Gabriela "Gabby" Quintero

Gabriela "Gabby" Quintero

I never really thought about how much celebrating Hispanic Heritage month would mean to me until I realized how important being a Latina is as a part of my identity. Growing up in a diverse area in New Jersey, I got to learn a lot about my Colombian and Bolivian cultures because of my family getting me into festivals, customs, traditions, food, music, dance, and more. I grew up with traditions that I thought were normal such as the Hispanic- State parades that I often attended and even have been part of, but now not being able to celebrate this at a predominantly white school has made me realize how much it is needed and how important it is. 

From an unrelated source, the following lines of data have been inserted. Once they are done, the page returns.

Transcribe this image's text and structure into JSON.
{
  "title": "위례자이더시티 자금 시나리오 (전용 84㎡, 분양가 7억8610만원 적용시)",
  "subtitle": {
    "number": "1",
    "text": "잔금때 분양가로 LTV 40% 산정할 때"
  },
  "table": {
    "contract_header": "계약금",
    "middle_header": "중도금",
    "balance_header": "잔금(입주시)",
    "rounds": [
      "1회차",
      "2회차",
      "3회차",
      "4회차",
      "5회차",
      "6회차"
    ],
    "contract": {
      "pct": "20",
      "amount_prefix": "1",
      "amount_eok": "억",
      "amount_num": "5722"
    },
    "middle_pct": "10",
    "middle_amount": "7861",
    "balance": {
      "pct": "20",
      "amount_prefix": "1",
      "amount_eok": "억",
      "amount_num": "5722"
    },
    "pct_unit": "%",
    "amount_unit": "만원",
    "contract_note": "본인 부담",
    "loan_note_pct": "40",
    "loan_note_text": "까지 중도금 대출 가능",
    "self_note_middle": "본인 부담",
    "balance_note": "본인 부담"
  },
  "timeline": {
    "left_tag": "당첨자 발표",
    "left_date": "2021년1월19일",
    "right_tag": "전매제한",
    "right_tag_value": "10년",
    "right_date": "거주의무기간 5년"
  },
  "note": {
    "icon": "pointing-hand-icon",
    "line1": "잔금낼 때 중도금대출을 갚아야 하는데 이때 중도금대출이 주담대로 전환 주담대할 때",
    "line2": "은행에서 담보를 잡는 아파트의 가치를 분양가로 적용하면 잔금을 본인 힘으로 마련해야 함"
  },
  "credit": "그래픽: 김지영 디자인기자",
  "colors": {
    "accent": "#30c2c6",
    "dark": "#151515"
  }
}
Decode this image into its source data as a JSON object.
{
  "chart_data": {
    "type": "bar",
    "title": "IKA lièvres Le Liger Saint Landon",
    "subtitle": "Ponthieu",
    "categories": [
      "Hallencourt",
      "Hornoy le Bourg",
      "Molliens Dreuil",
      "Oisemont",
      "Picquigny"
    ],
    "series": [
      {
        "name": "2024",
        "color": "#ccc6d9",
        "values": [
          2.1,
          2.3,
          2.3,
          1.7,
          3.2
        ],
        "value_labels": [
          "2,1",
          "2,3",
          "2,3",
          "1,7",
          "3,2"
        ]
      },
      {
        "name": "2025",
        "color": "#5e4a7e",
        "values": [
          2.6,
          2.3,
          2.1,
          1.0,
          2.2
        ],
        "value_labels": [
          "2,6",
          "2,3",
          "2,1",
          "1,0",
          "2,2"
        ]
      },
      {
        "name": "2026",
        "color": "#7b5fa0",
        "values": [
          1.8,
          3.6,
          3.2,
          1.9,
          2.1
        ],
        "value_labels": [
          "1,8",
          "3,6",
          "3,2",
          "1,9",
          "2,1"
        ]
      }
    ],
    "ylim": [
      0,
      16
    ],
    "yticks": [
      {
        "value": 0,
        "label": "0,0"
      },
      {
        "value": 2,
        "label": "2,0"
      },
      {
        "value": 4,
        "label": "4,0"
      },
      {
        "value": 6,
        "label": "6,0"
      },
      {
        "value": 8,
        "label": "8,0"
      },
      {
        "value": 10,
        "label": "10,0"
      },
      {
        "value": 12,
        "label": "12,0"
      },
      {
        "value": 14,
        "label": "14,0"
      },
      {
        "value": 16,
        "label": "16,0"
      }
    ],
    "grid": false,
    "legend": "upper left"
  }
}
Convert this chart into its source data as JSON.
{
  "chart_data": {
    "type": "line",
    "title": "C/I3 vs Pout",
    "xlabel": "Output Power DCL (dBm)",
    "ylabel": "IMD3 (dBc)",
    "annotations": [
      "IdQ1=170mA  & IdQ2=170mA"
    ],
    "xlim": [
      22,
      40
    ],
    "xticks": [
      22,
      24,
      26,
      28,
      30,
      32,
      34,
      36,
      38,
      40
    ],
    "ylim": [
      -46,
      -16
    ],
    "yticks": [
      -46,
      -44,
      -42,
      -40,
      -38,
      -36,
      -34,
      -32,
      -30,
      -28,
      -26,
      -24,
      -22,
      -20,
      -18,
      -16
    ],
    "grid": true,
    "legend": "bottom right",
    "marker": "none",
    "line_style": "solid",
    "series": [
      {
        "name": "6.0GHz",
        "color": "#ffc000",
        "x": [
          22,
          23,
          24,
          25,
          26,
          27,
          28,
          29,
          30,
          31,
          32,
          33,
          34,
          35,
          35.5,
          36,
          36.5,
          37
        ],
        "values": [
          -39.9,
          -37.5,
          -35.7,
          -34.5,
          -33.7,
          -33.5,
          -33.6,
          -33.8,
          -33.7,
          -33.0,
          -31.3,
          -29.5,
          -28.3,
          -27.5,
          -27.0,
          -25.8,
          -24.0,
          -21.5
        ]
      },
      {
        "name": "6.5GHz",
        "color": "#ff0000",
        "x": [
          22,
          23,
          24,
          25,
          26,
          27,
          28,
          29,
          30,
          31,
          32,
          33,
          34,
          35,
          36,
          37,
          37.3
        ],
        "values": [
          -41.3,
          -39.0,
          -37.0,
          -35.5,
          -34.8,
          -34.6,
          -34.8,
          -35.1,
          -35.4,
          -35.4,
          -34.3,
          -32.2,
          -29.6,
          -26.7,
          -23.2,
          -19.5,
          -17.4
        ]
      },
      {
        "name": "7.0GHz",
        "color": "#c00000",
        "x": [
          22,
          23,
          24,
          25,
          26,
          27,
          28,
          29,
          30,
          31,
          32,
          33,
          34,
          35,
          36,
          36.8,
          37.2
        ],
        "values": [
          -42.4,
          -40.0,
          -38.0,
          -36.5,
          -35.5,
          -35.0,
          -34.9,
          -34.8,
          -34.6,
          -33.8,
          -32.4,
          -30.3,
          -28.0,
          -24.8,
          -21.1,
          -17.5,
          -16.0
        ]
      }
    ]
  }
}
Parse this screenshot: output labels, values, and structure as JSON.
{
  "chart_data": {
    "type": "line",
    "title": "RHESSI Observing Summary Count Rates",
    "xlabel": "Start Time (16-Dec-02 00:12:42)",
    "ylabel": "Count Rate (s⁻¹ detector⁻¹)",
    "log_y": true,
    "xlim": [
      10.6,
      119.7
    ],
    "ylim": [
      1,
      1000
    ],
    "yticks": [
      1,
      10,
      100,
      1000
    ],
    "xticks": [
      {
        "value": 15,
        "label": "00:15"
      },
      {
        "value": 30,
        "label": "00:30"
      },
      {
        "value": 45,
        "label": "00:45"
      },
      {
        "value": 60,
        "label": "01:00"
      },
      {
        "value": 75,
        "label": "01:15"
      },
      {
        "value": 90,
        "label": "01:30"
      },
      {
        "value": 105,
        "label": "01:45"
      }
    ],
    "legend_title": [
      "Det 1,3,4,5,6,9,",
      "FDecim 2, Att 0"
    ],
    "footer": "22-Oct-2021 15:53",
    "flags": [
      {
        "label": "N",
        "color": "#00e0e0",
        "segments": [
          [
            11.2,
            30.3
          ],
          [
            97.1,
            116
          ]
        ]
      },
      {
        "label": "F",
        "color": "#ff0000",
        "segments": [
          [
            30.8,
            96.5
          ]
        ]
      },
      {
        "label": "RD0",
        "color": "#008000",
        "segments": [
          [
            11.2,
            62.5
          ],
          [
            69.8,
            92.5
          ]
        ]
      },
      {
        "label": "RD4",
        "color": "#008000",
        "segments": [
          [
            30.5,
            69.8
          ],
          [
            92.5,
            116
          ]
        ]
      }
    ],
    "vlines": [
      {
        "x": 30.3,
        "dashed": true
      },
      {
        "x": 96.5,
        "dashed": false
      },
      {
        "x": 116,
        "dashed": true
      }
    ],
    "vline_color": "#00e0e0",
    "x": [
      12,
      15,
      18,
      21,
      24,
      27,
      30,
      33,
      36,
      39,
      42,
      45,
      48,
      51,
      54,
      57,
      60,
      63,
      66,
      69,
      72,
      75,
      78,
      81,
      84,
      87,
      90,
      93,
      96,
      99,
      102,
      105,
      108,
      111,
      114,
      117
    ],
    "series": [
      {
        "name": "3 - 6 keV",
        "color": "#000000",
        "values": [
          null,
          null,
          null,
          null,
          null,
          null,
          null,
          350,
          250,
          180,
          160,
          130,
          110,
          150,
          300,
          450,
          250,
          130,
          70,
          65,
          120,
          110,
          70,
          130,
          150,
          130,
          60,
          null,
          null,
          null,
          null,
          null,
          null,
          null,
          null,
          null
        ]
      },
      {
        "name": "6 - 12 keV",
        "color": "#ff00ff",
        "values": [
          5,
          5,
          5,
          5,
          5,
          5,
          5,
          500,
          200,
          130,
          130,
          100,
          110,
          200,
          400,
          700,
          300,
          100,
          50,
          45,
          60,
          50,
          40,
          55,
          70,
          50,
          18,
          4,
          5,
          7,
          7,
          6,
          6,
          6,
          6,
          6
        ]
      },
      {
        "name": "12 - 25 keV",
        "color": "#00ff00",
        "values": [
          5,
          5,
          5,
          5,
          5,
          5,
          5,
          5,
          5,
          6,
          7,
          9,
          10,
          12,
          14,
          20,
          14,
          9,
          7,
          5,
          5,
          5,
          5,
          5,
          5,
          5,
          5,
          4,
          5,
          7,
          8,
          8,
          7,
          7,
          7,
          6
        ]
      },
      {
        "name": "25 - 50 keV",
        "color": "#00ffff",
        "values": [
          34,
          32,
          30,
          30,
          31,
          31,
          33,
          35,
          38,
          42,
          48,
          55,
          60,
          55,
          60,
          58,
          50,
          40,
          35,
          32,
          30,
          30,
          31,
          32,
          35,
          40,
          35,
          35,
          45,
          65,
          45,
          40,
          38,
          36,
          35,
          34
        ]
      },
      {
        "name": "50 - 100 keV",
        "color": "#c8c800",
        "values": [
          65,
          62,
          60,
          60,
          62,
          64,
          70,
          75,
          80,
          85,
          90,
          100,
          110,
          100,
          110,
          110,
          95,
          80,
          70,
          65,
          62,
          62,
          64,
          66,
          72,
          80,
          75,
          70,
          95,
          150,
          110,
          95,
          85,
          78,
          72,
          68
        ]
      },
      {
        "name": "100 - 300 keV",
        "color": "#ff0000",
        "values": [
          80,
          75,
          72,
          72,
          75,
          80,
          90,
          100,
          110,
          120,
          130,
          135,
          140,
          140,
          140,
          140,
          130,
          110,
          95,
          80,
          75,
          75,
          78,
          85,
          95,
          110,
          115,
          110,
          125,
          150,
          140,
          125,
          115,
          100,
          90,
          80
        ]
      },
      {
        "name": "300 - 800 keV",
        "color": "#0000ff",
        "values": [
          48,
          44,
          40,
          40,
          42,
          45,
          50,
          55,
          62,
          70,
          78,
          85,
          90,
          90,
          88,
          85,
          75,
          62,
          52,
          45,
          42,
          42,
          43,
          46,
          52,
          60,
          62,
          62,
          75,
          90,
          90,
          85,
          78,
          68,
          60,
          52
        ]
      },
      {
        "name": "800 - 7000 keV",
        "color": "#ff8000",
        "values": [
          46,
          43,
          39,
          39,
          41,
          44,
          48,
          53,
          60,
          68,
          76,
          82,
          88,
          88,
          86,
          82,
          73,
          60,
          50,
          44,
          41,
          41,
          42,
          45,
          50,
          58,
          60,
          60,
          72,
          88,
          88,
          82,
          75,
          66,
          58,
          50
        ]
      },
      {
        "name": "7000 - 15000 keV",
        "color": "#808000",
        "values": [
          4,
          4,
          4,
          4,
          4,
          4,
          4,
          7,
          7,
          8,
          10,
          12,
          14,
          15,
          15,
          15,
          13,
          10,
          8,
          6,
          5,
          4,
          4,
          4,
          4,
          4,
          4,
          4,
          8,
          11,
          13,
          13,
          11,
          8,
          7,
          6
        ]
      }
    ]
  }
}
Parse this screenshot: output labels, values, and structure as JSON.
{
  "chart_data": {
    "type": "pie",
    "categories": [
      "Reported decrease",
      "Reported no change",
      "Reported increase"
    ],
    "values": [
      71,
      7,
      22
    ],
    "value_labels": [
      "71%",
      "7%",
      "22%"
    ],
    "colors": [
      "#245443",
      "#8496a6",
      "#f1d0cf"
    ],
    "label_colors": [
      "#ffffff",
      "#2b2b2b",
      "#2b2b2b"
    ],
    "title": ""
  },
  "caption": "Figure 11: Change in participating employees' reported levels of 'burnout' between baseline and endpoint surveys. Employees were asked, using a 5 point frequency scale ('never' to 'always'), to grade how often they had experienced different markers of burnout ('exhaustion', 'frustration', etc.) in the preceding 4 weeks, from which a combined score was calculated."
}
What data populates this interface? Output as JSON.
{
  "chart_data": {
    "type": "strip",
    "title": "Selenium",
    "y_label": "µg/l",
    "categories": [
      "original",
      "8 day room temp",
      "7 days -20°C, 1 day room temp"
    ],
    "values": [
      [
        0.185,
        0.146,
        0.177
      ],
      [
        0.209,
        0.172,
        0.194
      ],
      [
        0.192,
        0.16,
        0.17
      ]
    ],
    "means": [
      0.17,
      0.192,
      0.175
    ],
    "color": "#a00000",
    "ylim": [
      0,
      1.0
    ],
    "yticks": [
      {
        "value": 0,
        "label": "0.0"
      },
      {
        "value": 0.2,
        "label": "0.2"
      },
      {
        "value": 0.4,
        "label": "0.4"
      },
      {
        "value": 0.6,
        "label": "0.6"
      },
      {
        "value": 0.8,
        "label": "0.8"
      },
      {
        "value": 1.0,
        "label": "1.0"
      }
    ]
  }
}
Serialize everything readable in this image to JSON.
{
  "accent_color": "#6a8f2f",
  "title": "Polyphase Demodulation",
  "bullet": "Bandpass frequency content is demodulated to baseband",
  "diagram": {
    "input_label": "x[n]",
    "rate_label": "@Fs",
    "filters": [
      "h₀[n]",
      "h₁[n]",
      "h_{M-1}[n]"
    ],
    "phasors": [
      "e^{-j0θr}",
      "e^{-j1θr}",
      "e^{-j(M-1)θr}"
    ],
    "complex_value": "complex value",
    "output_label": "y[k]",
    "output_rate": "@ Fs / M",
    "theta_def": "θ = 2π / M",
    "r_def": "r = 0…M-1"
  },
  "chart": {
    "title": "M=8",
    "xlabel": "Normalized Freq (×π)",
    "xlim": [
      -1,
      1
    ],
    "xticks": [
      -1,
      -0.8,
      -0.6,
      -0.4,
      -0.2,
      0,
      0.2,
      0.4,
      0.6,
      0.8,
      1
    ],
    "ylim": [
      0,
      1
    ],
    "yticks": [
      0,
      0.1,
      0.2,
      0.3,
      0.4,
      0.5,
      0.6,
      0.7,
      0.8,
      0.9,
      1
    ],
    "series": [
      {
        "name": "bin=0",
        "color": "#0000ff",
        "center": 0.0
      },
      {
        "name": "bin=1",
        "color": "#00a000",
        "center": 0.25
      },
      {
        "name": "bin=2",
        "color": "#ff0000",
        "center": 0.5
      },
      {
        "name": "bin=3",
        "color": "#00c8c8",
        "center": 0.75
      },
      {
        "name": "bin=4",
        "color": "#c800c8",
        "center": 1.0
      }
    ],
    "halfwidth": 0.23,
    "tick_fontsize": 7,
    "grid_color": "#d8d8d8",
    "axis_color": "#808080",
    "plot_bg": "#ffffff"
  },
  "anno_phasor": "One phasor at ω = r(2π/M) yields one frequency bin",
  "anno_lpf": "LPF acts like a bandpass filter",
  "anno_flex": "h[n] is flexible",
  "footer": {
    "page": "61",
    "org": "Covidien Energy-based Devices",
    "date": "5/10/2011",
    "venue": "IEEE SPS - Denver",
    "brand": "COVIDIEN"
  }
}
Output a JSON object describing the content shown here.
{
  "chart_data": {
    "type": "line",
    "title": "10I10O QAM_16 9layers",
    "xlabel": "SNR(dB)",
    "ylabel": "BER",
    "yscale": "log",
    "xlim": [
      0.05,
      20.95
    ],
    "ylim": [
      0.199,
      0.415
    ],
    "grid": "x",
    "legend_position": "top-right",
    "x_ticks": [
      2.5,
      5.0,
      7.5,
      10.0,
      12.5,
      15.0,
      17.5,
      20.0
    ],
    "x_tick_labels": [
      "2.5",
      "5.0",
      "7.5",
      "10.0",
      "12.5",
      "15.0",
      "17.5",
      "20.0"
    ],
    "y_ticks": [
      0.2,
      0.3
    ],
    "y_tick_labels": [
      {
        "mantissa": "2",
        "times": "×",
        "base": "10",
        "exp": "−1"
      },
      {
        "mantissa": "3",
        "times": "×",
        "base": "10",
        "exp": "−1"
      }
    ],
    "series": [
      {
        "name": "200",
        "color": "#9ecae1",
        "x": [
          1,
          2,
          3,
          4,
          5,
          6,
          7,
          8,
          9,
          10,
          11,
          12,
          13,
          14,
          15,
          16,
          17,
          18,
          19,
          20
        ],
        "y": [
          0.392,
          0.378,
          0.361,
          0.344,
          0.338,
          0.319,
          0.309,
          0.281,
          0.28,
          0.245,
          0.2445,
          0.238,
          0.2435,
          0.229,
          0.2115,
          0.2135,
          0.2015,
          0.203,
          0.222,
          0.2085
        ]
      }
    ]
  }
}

I am grateful for the school letting Arthur Garcia and me show our community a presentation about Hispanic Heritage month. We got the chance to show more about where we are both from and many other Hispanic and Latino cultures. We were able to inform about the reasons people choose to migrate to the US. Some of these reasons are so that they can live in freedom, practice their religion freely, escape poverty and oppression, find better employment opportunities, and for the most part, to make their lives better for themselves and their children. Arthur and I went into what our parents went through when they came to the US as an example. 

Arthur Garcia

Arthur Garcia

Hispanic Heritage month originally lasted for only a week, established by President Lyndon Johnson in 1968, and then was expanded to a month under President Reagan in 1988. Hispanics and Latinos have made many contributions to American Society. The economy is one of the major contributions. They not only play roles as business owners and investors, but also being family members, students, and members of the armed forces. We thought it was important to highlight which countries were being represented at our school. 

With this, we decided to explain the difference between Hispanics and Latinos, which people often get confused or are just unaware of the difference. Hispanics are people who come from a Spanish speaking country, and Latinos are based off of the more geographical definition of coming from the South American region. The Hispanic staff at Dublin shared their opinions about Hispanic Heritage month as well. 

In the end, we recognized that it is so important to celebrate Hispanic heritage and cultures because it is important to celebrate all of our differences because it is what makes us such a beautiful and diverse nation. Celebrating our culture and heritage reminds us of where we come from and helps us value our families, the struggles they went through, and how valuable our contributions have been and will continue to be to improve our society.